Mizenko's lab's engineered vesicles will be composed of three parts: EVs that efficiently cross the blood-brain barrier, EVs that target oligodendrocyte progenitor cells (to which they are hoping to deliver the medicine), and a therapeutic micro-RNA. These need to be cell-produced rather than synthetic EVs because there are aspects to the messaging capabilities that scientists don't yet understand (i.e. cholesterol content, glycocalyx, lipid ratios).
They will begin by identifying which existing cell-produced EV population works best for its intended functions by testing EVs from different cell sources. Some can cross the blood-brain barrier and others can target oligodendrocyte progenitor cells, and they hope to find a population that can do both efficiently, or fuse together EVs isolated from different cells that can perform each function.

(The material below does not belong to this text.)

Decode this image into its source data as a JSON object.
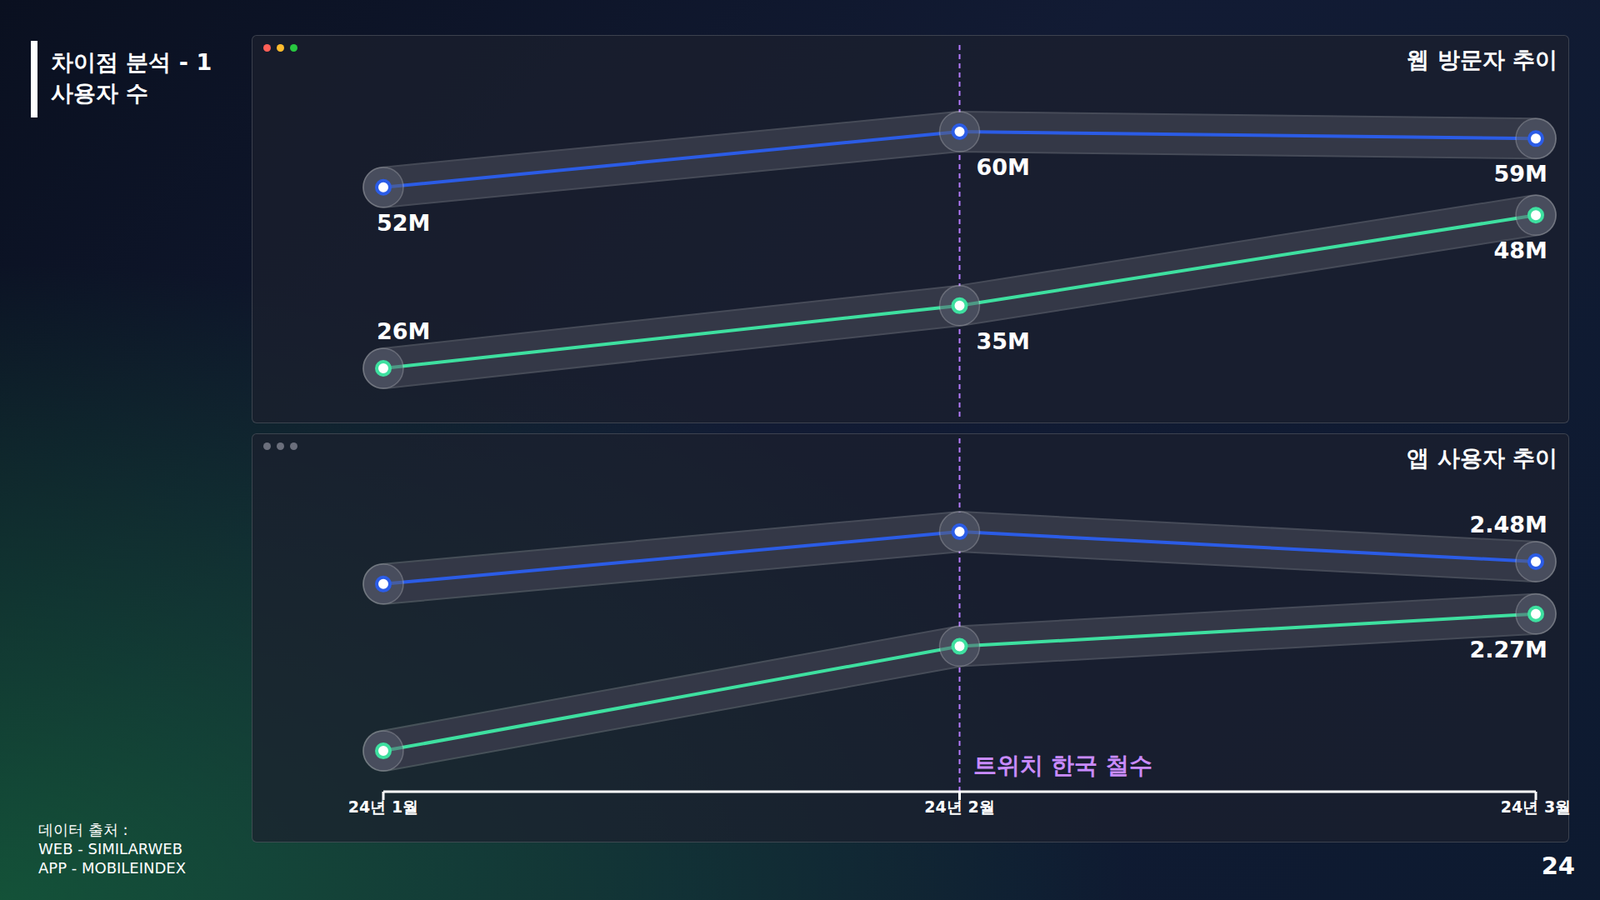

Mizenko explains her process in more detail. "For this reason, we will be fusing each optimized population to combine the proteins necessary to reach our drug delivery goal. Finally, the synthetic microRNA will be loaded into these fused EVs to make our final engineered vesicles. This allows a single vesicle to share the proteins necessary to carry the therapeutic micro-RNA from the bloodstream (where we'll inject it) all the way to the brain. While we optimize these functions, we'll be working to understand what properties or which proteins mediate these functions so that similar drug delivery systems can be used for other diseases.”
Carney is an exceedingly proud mentor, “This grant is the culmination of three years of dedicated work in the lab by Rachel, gathering data to focus her ideas even in the midst of the COVID pandemic, when it was very tough to even step foot in the lab. She is a bright young scientist and that fact that her brilliant idea to engineer EVs to combat MS is being recognized by the NIH is a testament to her talent and hard work. This is just the first big step in what I believe will be many accomplishments for Rachel, she is going to do big things!”